Programmers constantly face errors that are confusing and hard to fix. In particular, inexperienced programmers, who cannot address commonly occurring errors, have to resort to online help-forums for finding corrections to their buggy programs.
I will present three ideas that leverage advances in program synthesis to automatically assist unskilled programmers that face commonly occurring errors.
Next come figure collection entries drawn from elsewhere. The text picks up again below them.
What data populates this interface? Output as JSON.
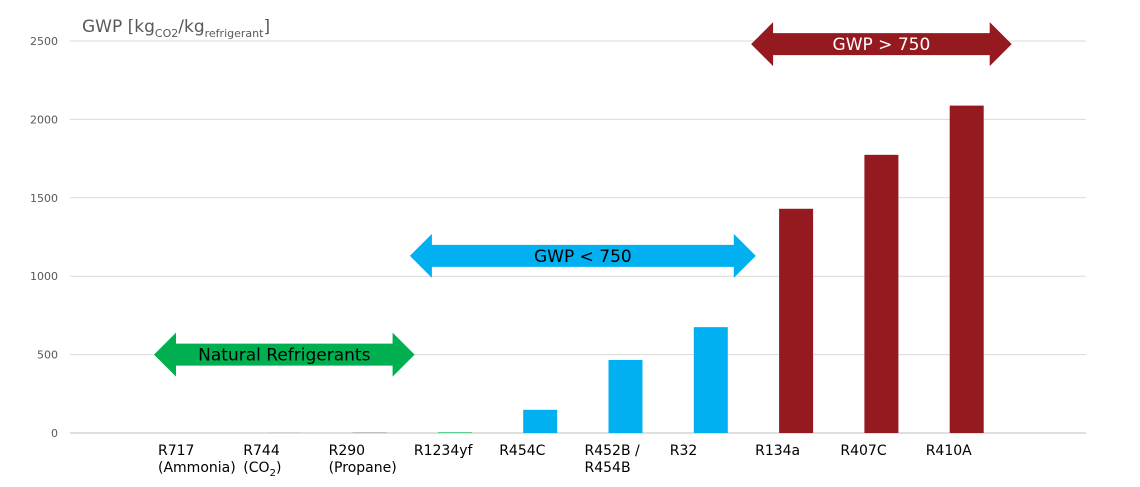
{
  "chart_data": {
    "type": "bar",
    "ylabel": {
      "main": "GWP [kg",
      "sub1": "CO2",
      "slash": "/kg",
      "sub2": "refrigerant",
      "close": "]"
    },
    "ylim": [
      0,
      2500
    ],
    "yticks": [
      0,
      500,
      1000,
      1500,
      2000,
      2500
    ],
    "grid": true,
    "categories": [
      {
        "line1": "R717",
        "line2": "(Ammonia)",
        "line2_sub": "",
        "line2_end": ""
      },
      {
        "line1": "R744",
        "line2": "(CO",
        "line2_sub": "2",
        "line2_end": ")"
      },
      {
        "line1": "R290",
        "line2": "(Propane)",
        "line2_sub": "",
        "line2_end": ""
      },
      {
        "line1": "R1234yf",
        "line2": "",
        "line2_sub": "",
        "line2_end": ""
      },
      {
        "line1": "R454C",
        "line2": "",
        "line2_sub": "",
        "line2_end": ""
      },
      {
        "line1": "R452B /",
        "line2": "R454B",
        "line2_sub": "",
        "line2_end": ""
      },
      {
        "line1": "R32",
        "line2": "",
        "line2_sub": "",
        "line2_end": ""
      },
      {
        "line1": "R134a",
        "line2": "",
        "line2_sub": "",
        "line2_end": ""
      },
      {
        "line1": "R407C",
        "line2": "",
        "line2_sub": "",
        "line2_end": ""
      },
      {
        "line1": "R410A",
        "line2": "",
        "line2_sub": "",
        "line2_end": ""
      }
    ],
    "values": [
      0,
      1,
      3,
      4,
      148,
      466,
      675,
      1430,
      1774,
      2088
    ],
    "bar_colors": [
      "#00b050",
      "#7f7f7f",
      "#7f7f7f",
      "#00b050",
      "#00b0f0",
      "#00b0f0",
      "#00b0f0",
      "#951a20",
      "#951a20",
      "#951a20"
    ],
    "annotations": [
      {
        "text": "Natural Refrigerants",
        "color": "#00b050",
        "text_color": "#000000",
        "from_category": 0,
        "to_category": 2,
        "level": 500
      },
      {
        "text": "GWP < 750",
        "color": "#00b0f0",
        "text_color": "#000000",
        "from_category": 3,
        "to_category": 6,
        "level": 1130
      },
      {
        "text": "GWP > 750",
        "color": "#951a20",
        "text_color": "#ffffff",
        "from_category": 7,
        "to_category": 9,
        "level": 2480
      }
    ]
  }
}
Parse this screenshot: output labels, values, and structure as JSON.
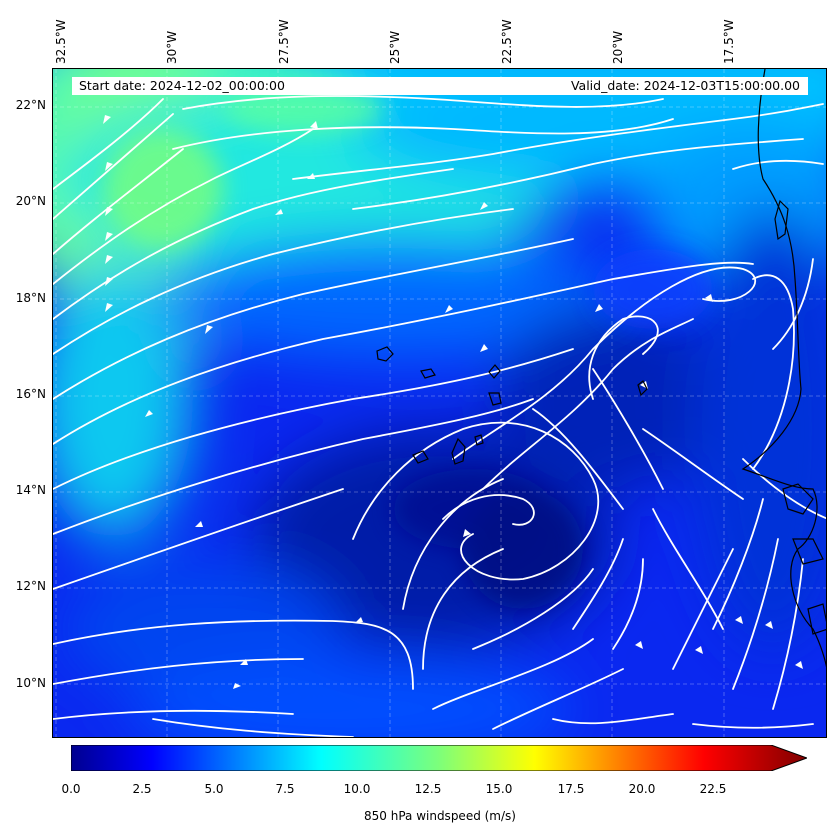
{
  "header": {
    "start_date": "Start date: 2024-12-02_00:00:00",
    "valid_date": "Valid_date: 2024-12-03T15:00:00.00"
  },
  "axes": {
    "lon_labels": [
      "32.5°W",
      "30°W",
      "27.5°W",
      "25°W",
      "22.5°W",
      "20°W",
      "17.5°W"
    ],
    "lat_labels": [
      "22°N",
      "20°N",
      "18°N",
      "16°N",
      "14°N",
      "12°N",
      "10°N"
    ]
  },
  "colorbar": {
    "label": "850 hPa windspeed (m/s)",
    "ticks": [
      "0.0",
      "2.5",
      "5.0",
      "7.5",
      "10.0",
      "12.5",
      "15.0",
      "17.5",
      "20.0",
      "22.5"
    ],
    "min": 0,
    "max": 25,
    "extend": "max",
    "colormap": "jet"
  },
  "map": {
    "projection": "PlateCarree",
    "lon_range": [
      -32.7,
      -14.8
    ],
    "lat_range": [
      8.8,
      22.8
    ],
    "field": "850 hPa windspeed",
    "overlay": "white streamlines",
    "colors": {
      "streamline": "#ffffff",
      "coast": "#000000",
      "low_wind": "#0010d0",
      "high_wind": "#7dff7a"
    }
  }
}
First, I will talk about "emulative program repair", a technique for automatically learning how to fix errors directly from programmers. Given examples of bug fixes from real programmers, we synthesize "rules" that generalize such bug fixes and use them to automatically repair programs that contains similar bugs.
Second, I will talk about "repair via direct manipulation", a technique that allows the programmer to express what a repaired program should do by directly manipulating intermediate runtime values of a program. Using the manipulated values, we automatically synthesize programs compliant with the user intent.
Third, I will talk about "program repair under uncertainty", where program inputs are drawn from a probability distribution. I will show how program that do not satisfy a given probabilistic postcondition can be efficiently repaired by combining techniques from program synthesis and computational learning theory.

Bio:

Loris D'Antoni is an Assistant Professor in the MadPL (Madison Programming Languages and Software Engineering) Group at the University of Wisconsin-Madison. He received his PhD from the University of Pennsylvania in 2015, where he worked under the supervision of Rajeev Alur. His dissertation "Programming using Automata and Transducers" won the The Morris and Dorothy Rubinoff Award. Loris's research interests lie in formal methods and program synthesis, with applications to networking, personalized education, and data science. Loris is currently investigating how formal methods can be used to provide personalized feedback to computer science students, automatically program networks, and remove bias from machine learning classifiers.